A Happy Diwali to all MSFL clients and readers of this story. I hope this story brings us all a happy and encouraging beginning to the New Year. This is a story about:
- The deep and long friendship between Stan Laurel and Oliver Hardy
- The immense joy and happiness Laurel and Hardy’s movies gave, and still give, to millions around the world
Beginnings in the new movie industry
Laurel was born in England in 1890 into a theatrical family. His father was a theatre manager, and his mother was a stage actress. From an early age, he acted on stage and did not ever consider any other profession. In 1912 he was part of a theatre group that toured the United States. He never left the US and built his career in Hollywood. Laurel acted in over 50 films before he was teamed up with Hardy.
Hardy was born in 1892 in Georgia, USA. Hardy had a difficult time in school as he had no academic interests.

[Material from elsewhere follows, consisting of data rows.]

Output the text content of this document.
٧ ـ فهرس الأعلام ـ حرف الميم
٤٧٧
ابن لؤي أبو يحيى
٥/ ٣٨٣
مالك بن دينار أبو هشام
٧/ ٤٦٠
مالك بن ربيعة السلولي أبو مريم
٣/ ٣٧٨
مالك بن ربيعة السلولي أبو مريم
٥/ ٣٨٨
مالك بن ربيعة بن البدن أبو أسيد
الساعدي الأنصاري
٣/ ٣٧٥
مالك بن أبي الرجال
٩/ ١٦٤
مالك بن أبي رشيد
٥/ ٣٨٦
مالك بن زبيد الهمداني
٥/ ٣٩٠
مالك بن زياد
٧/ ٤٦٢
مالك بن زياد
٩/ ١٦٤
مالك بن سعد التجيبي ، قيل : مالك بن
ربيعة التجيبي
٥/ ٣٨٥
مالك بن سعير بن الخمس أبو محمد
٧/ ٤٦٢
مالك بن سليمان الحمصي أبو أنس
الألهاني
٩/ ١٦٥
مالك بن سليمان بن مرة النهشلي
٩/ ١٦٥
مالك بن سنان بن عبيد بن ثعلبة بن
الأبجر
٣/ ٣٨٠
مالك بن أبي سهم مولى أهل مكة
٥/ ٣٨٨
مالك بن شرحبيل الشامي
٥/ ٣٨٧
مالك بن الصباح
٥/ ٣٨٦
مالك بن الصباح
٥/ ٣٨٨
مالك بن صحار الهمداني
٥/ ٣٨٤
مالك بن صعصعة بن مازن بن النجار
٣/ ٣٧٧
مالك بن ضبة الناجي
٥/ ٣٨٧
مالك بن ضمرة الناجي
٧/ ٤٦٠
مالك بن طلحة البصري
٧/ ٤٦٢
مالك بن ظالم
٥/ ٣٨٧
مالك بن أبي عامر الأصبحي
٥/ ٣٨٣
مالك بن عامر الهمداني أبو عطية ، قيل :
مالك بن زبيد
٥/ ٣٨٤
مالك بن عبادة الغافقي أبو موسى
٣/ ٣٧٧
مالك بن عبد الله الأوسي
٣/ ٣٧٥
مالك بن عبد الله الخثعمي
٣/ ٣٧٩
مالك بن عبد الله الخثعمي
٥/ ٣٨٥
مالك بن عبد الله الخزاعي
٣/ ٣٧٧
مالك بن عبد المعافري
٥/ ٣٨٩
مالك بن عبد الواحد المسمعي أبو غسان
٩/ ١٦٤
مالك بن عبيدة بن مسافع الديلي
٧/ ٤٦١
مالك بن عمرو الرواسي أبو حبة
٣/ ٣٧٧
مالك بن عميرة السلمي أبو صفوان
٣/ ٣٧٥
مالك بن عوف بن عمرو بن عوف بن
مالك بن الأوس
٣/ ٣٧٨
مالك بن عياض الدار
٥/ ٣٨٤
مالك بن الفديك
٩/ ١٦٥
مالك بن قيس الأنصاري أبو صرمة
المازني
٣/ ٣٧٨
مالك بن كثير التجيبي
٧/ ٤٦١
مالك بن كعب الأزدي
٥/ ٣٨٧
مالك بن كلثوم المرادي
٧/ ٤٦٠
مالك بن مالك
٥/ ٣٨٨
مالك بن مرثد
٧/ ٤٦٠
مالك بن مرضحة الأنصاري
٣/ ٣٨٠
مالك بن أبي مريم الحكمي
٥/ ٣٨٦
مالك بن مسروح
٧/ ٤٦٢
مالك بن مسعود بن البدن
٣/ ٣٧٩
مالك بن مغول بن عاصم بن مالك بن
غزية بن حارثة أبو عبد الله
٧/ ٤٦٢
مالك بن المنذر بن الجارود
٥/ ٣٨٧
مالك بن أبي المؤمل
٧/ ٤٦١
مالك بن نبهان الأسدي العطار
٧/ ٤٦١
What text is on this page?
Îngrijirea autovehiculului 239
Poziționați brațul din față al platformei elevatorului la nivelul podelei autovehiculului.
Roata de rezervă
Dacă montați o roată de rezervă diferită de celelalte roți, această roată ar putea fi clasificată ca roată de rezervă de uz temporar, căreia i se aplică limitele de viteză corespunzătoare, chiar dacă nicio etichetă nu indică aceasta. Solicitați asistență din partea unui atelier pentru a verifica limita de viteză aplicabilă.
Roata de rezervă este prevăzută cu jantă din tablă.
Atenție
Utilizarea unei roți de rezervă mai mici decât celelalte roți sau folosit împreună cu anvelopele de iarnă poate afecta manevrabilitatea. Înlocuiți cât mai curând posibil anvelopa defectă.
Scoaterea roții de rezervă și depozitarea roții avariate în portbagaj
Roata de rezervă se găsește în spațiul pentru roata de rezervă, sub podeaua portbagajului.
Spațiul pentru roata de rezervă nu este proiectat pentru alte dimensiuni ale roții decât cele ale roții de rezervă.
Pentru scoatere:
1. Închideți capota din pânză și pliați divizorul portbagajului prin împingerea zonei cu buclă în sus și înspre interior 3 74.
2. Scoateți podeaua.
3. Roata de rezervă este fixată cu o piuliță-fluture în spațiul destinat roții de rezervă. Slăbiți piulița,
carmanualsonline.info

Hardy, however, showed an excellent aptitude for music and acting. When he ran away from his boarding school, his mother, who was always supportive and encouraging of his interests, sent him to study singing and acting with well-known performers. Hardy was so interested in the new movie industry that he took up any associated jobs, including being a projectionist, usher, cleaner, and theater manager before getting his first break as an actor. Before teaming up with Laurel, Hardy acted in over 200 silent short movies, acting a wide variety of roles.
The Greatest of Friendships
Hal Roach, an American film and TV producer, first got Laurel and Hardy to act together in the 1921 movie, The Lucky Dog. Hardy was tall (6 ft 1 in) heavy (just under 130 kg). Laurel was shorter and thinner. From the first movie together, Laurel and Hardy complimented each other perfectly. Laurel would pretend to cry and pull out his thinning hair. Hardy would act as if he were cross and would try and teach Laurel how to do things properly – which usually meant doing things the wrong way!
In real life, they became the closest of friends. Unusually, even amongst good friends, they never argued over anything, not about each others’ screen time or money. Only once did they slightly disagree regarding how untidy Hardy’s hair should be in a particular movie episode! In their movies, Hardy would get the pair into trouble but still then accuse Laurel by saying, “Well, here’s another nice mess you’ve gotten me into.”
Laurel usually wrote their scripts and edited the films. Off-screen, Hardy was more easy going. Laurel was the better actor on a theater stage, but Hardy knew better what was required in front of the camera.
Laurel had the more difficult personal life. He had three failed marriages one after each other. Hardy had problems with his weight. They had, however, each other to discuss and confide in. They accepted each others’ strengths and weaknesses and forged a fantastic partnership bringing laughter to all parts of the world. Importantly they also had harmonious relations with everyone on their movie sets. Laurel said that “We had friendly and pleasant relationships with all that worked in our films – many happy memories.”
Ralph Edwards, who interviewed the two in 1954, described them as “Two heads, two bodies, and one big laugh.” Edwards said that “laughter is the highest gift of the gods” and that “laughter rolled down from the blue vault of the skies and broke into two [equal] parts – into Laurel and Hardy.”
Some of their most famous movie lines are:
- “I had a dream that I was awake, and I woke up to find myself asleep.”
- “If any of you cry at my funeral, I’ll never speak to you again!”
In the movie “Sons of the Desert”, Oliver is feeling unwell. The following dialogue is then seen:
Hardy: You’d better take my temperature….. get that thermometer.
Laurel: The what?
Hardy: Thermometer! You’ll find it on the shelf.
(Laurel puts the thermometer into Hardy’s mouth but then starts to take Hardy’s pulse)
Hardy: What does it say?
Laurel: Wet and windy.
In August 1957, when Hardy died, Laurel was devastated and never acted again. Laurel wrote, “I feel lost without him after 30 odd years of close friendship and happy association.”
Both Laurel and Hardy always responded to their fans and replied to nearly every fan letter that was written to them. The two brought happiness, light, and warmth into this world, for which we can all be deeply grateful.
We should remember what Laurel said just before he died in 1965, “Humor is the truth.”